Recently I have a task to process a large file, the file size is 460MB, and contains 5777672 lines. When I use the linux built-in command 'wc' to calculate the file line numbers, it is blazing fast:
time wc -l large_ess_test.log
5777672 large_ess_test.log
real 0m0.144s
user 0m0.052s
sys 0m0.084s
Then I use following codes to calculate the line numbers in Common Lisp (SBCL 1.3.7 64bits)

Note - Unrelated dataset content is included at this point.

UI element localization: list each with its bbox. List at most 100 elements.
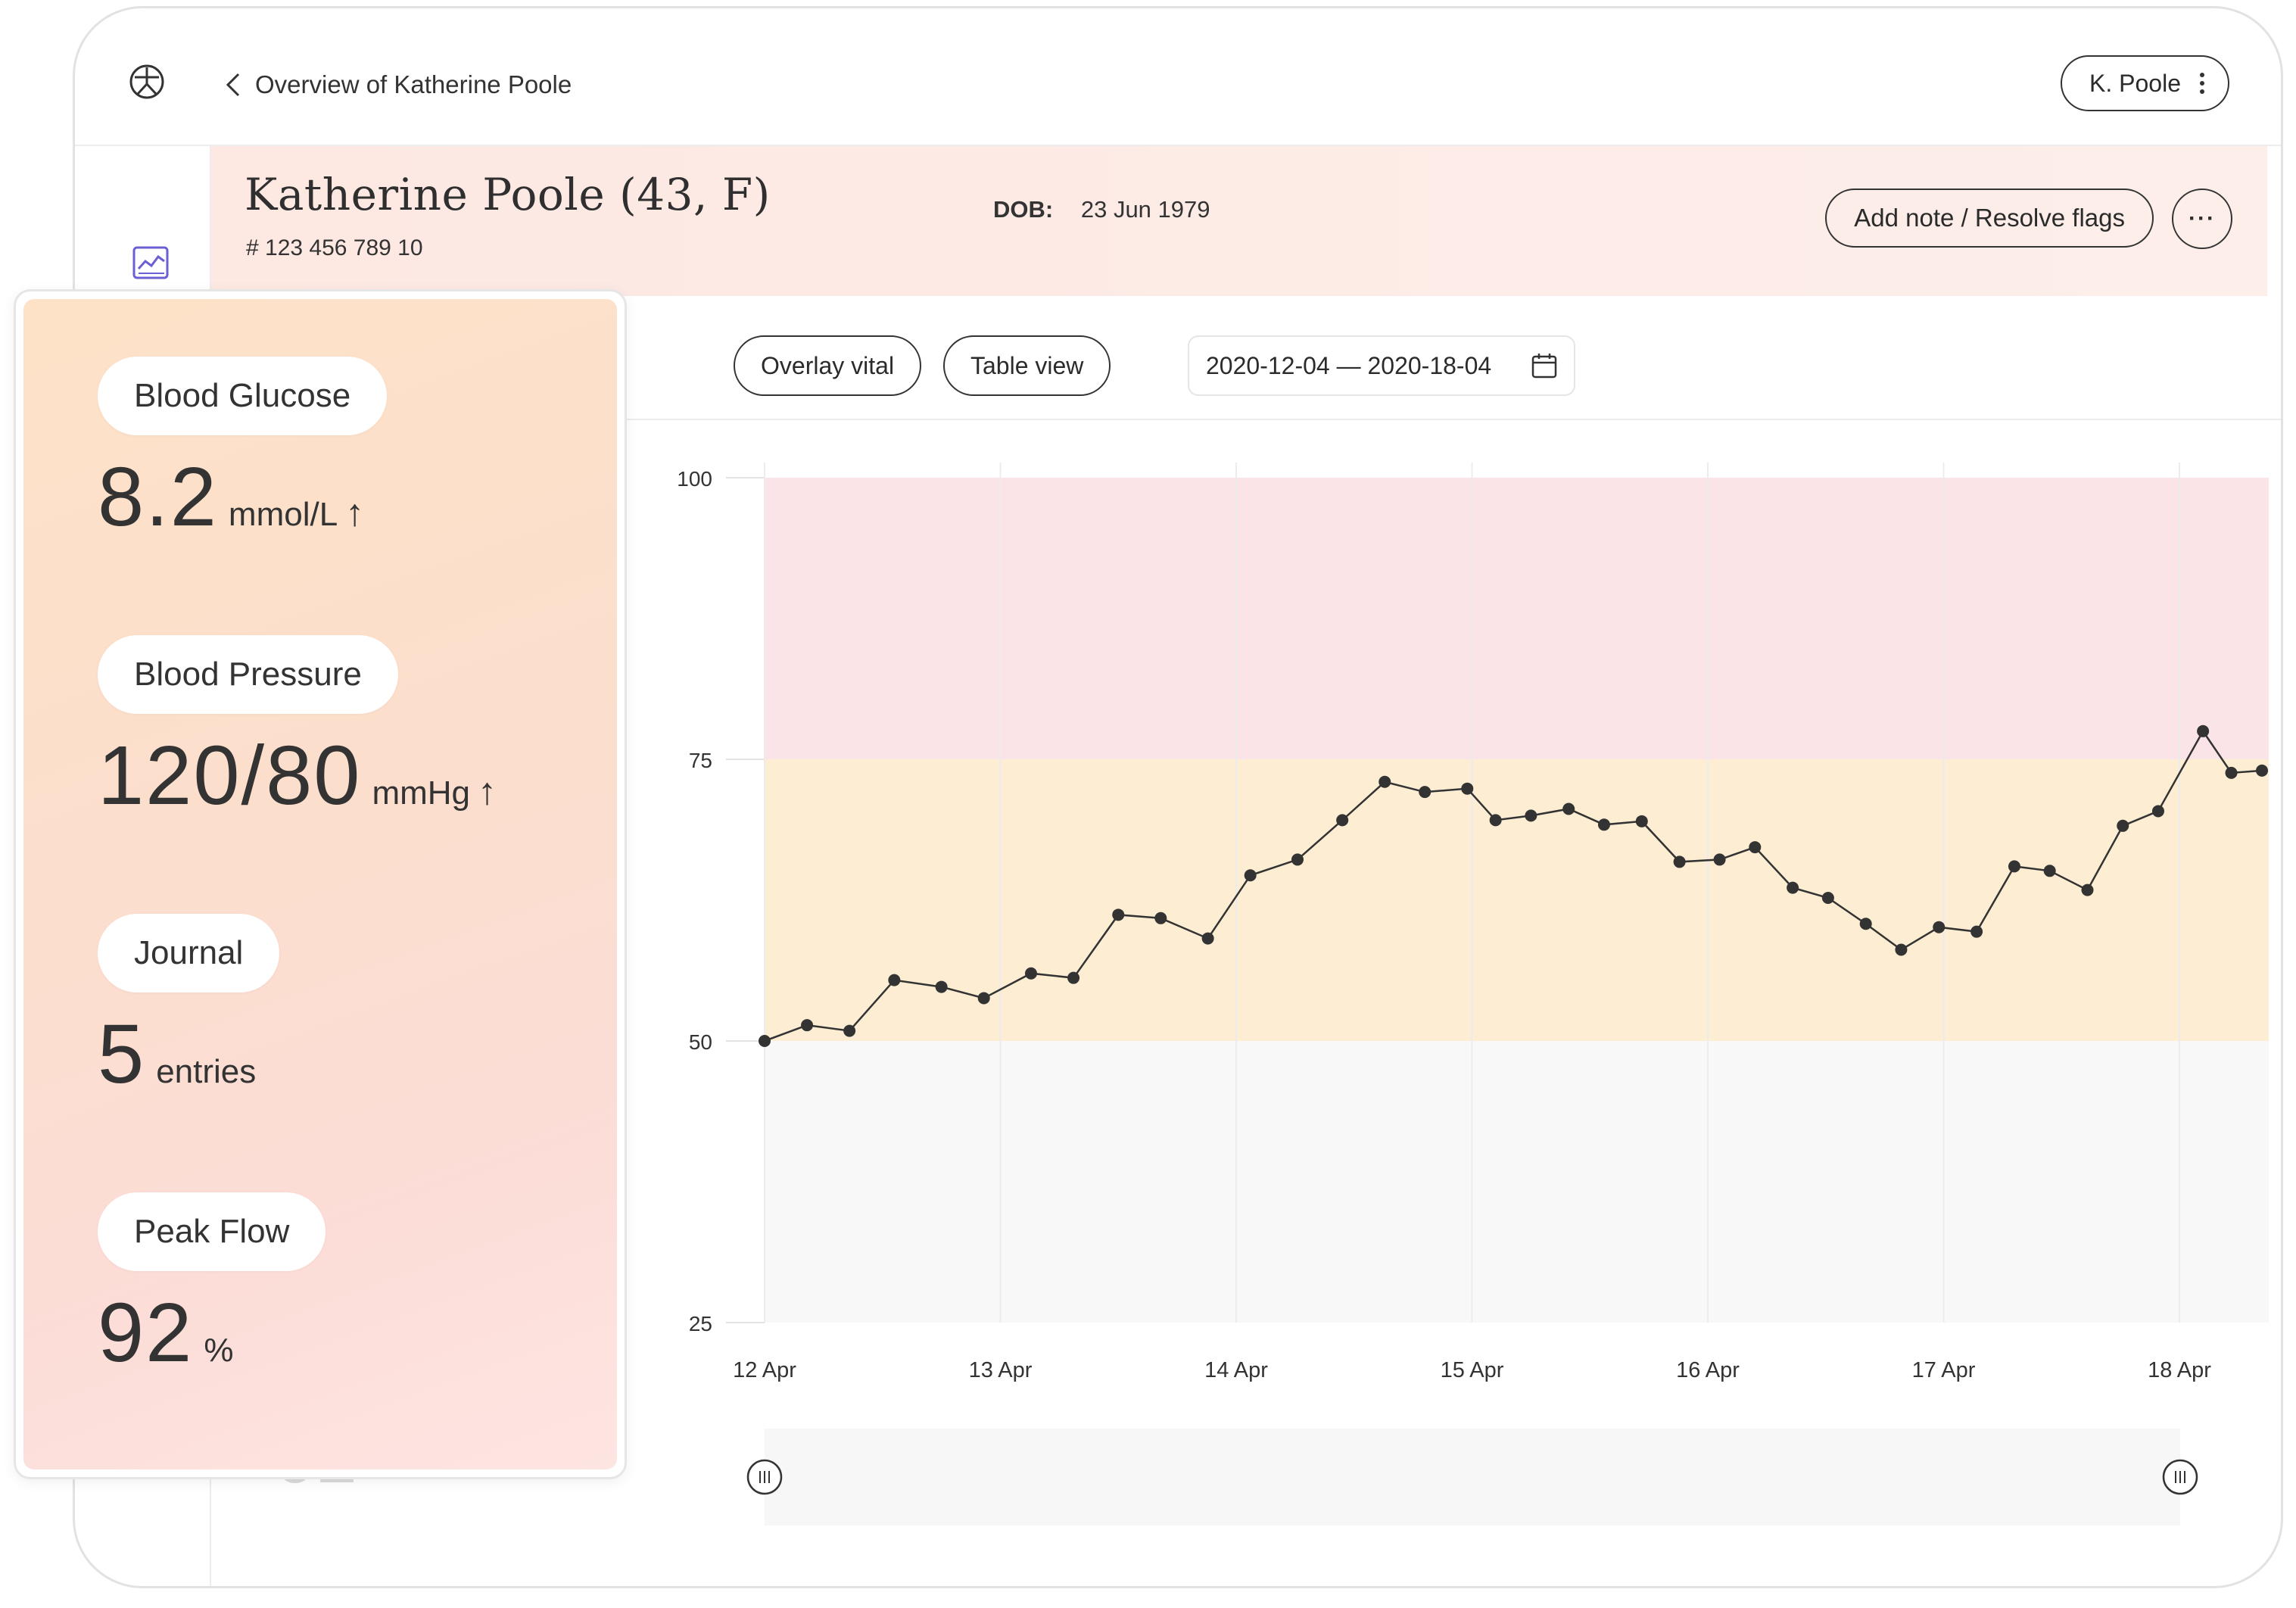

#!/usr/local/bin/sbcl --script
(defparameter filename (second *posix-argv*))
(format t "nline: ~D~%"
(with-open-file (in filename)
(loop for l = (read-line in nil nil)
while l
count l)))
The result make me disappointment, since it is really slow comparing to the 'wc' command. We just calculate the line number, even without any other operations yet:
time ./test.lisp large_ess_test.log
nline: 5777672
real 0m3.994s
user 0m3.808s
sys 0m0.152s
I know SBCL provide the C function interface, with which we can call the C procedures directly. I believe if I call the C functions directly, the performance will improve, so I write following codes:
#!/usr/local/bin/sbcl --script
(define-alien-type pointer (* char))
(define-alien-type size_t unsigned-long)
(define-alien-type ssize_t long)
(define-alien-type FILE* pointer)
(define-alien-routine fopen FILE*
(filename c-string)
(modes c-string))
(define-alien-routine fclose int
(stream FILE*))
(define-alien-routine getline ssize_t
(lineptr (* (* char)))
(n (* size_t))
(stream FILE*))
;; The key to improve the performance:
(declaim (inline getline))
(declaim (inline read-a-line))
(defparameter filename (second *posix-argv*))
(defun read-a-line (fp)
(with-alien ((lineptr (* char))
(size size_t))
(setf size 0)
(prog1
(getline (addr lineptr) (addr size) fp)
(free-alien lineptr))))
(format t "nline: ~D~%"
(let ((fp (fopen filename "r"))
(nline 0))
(unwind-protect
(loop
(if (= -1 (read-a-line fp))
(return)
(incf nline)))
(unless (null-alien fp)
(fclose fp)))
nline))
Beware there are two 'declaim' lines. If we do not write that two lines, the performance is nearly the same as previous version:
;; Before declaim inline:
;; time ./test2.lisp large_ess_test.log
;; nline: 5777672
;; real 0m3.774s
;; user 0m3.604s
;; sys 0m0.148s
But if we write that two lines, the performance increased dramatically:
;; After delaim inline:
;; time ./test2.lisp large_ess_test.log
;; nline: 5777672
;; real 0m0.767s
;; user 0m0.616s
;; sys 0m0.136s
I think the performance issue of the first version is that 'read-line' do many other things than just read a line from the stream. Also if we can get a inline version of the 'read-line' the speed will increase. The question is can we do that? Is there any other (standard) way to improve the read performance without rely on the FFI (not standard)?